Ravgen's lawsuit is ongoing although it was stayed in March 2022 pending the outcome of the inter partes reviews. Illumina had said in filings before the PTAB that the methods described in Ravgen's methods should be considered unpatentable because they are obvious and anticipated through prior research results and commonly understood techniques.

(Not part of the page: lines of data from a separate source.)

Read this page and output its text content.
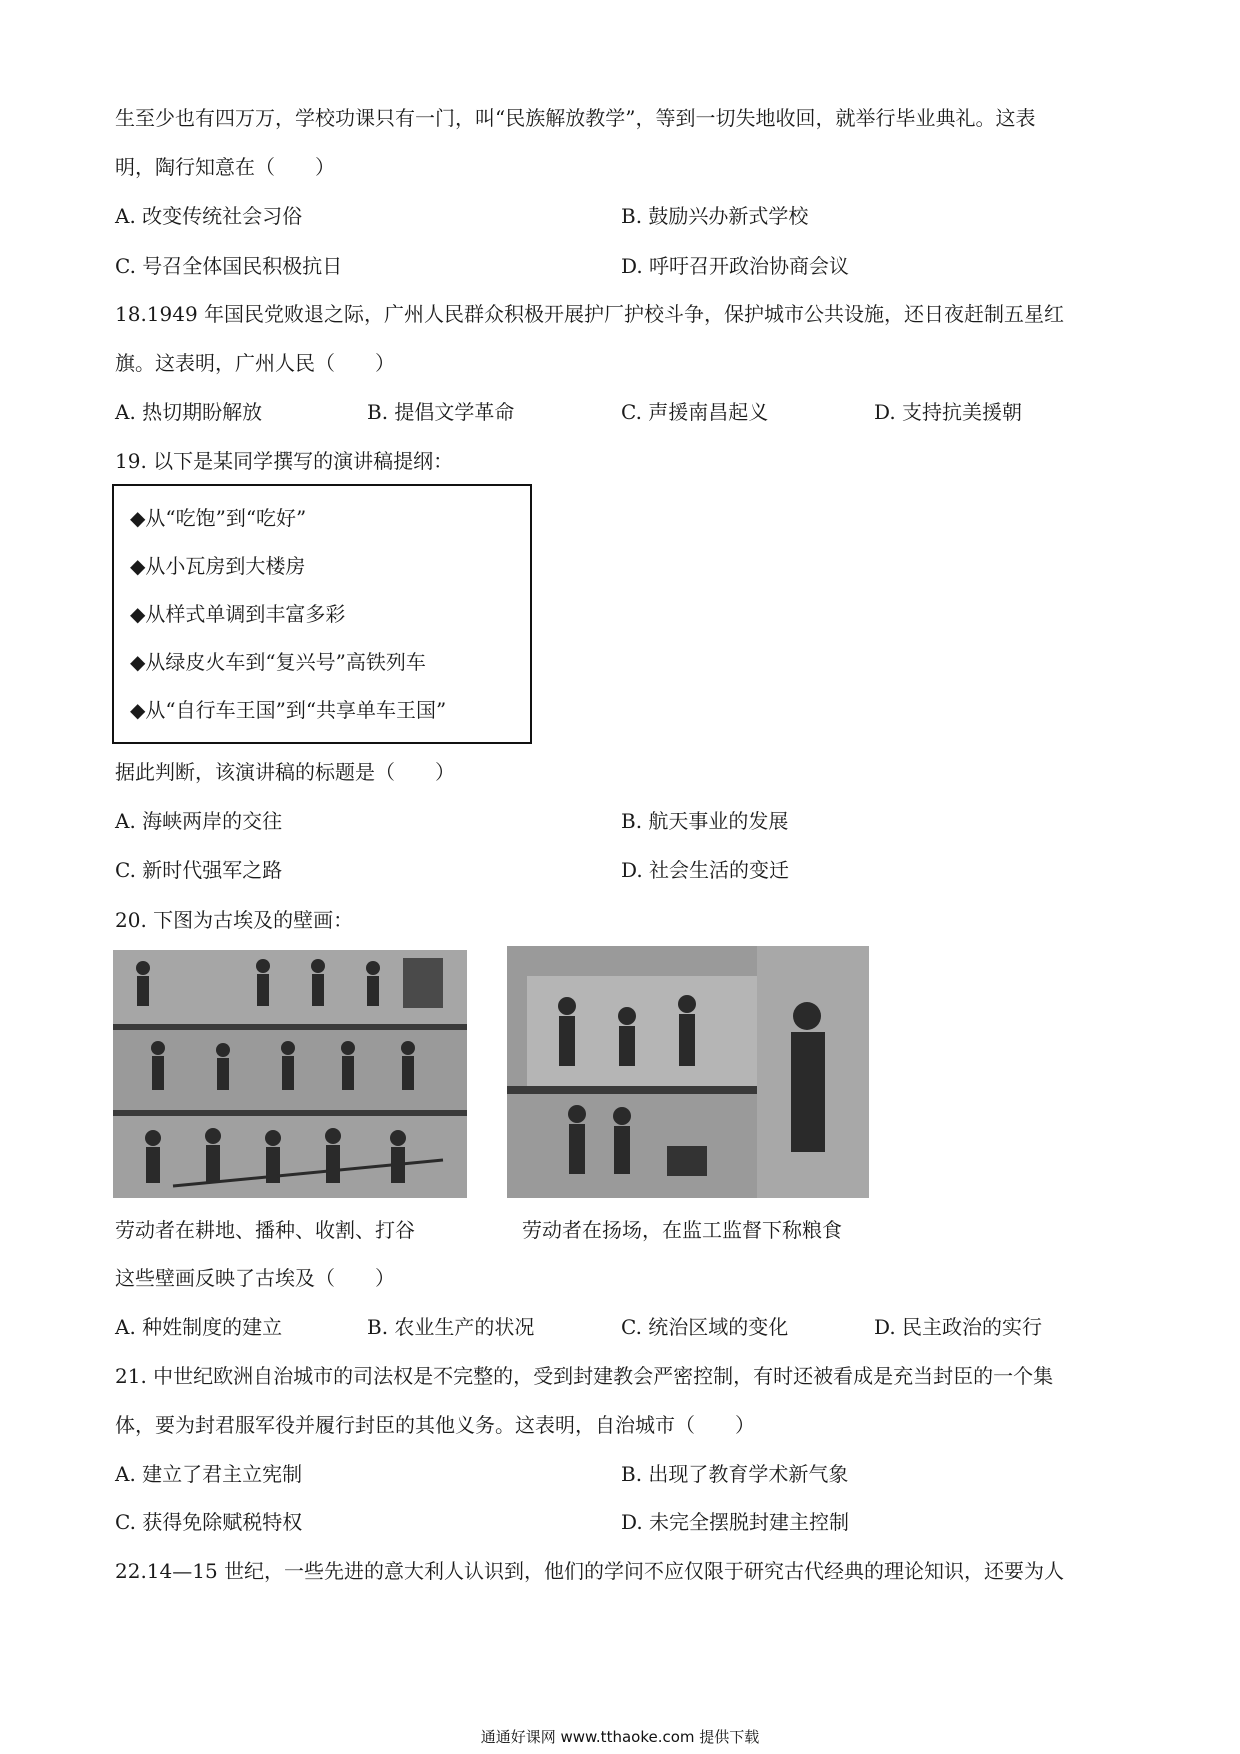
生至少也有四万万，学校功课只有一门，叫“民族解放教学”，等到一切失地收回，就举行毕业典礼。这表
明，陶行知意在（　　）
A. 改变传统社会习俗	B. 鼓励兴办新式学校
C. 号召全体国民积极抗日	D. 呼吁召开政治协商会议
18.1949 年国民党败退之际，广州人民群众积极开展护厂护校斗争，保护城市公共设施，还日夜赶制五星红
旗。这表明，广州人民（　　）
A. 热切期盼解放	B. 提倡文学革命	C. 声援南昌起义	D. 支持抗美援朝
19. 以下是某同学撰写的演讲稿提纲：
◆从“吃饱”到“吃好”
◆从小瓦房到大楼房
◆从样式单调到丰富多彩
◆从绿皮火车到“复兴号”高铁列车
◆从“自行车王国”到“共享单车王国”
据此判断，该演讲稿的标题是（　　）
A. 海峡两岸的交往	B. 航天事业的发展
C. 新时代强军之路	D. 社会生活的变迁
20. 下图为古埃及的壁画：
劳动者在耕地、播种、收割、打谷	劳动者在扬场，在监工监督下称粮食
这些壁画反映了古埃及（　　）
A. 种姓制度的建立	B. 农业生产的状况	C. 统治区域的变化	D. 民主政治的实行
21. 中世纪欧洲自治城市的司法权是不完整的，受到封建教会严密控制，有时还被看成是充当封臣的一个集
体，要为封君服军役并履行封臣的其他义务。这表明，自治城市（　　）
A. 建立了君主立宪制	B. 出现了教育学术新气象
C. 获得免除赋税特权	D. 未完全摆脱封建主控制
22.14—15 世纪，一些先进的意大利人认识到，他们的学问不应仅限于研究古代经典的理论知识，还要为人
通通好课网 www.tthaoke.com 提供下载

Since June 2020, Ravgen has sued eight diagnostic companies on allegations of patent infringement, securing a series of wins and settlements in federal courts and PTAB proceedings. The firm won a $273 million verdict in September against Laboratory Corporation of America over tests Labcorp had sold since 2014, and has reached settlements with Quest Diagnostics and PerkinElmer.

Ravgen has ongoing lawsuits against Roche subsidiary Ariosa, Myriad Genetics, Natera, and Biora Therapeutics, which was previously named Progenity. A company attorney previously said the company had been in negotiations with about a dozen smaller companies and had reached additional settlements without lawsuits.

The PTAB's administrative judges also delivered Ravgen a victory over Labcorp in December, and Quest ended its challenge before the board as part of its settlement with Ravgen. Blood collection tube maker Streck continues its challenge before the board regarding a Ravgen patent involving the use of an agent to inhibit cell lysis.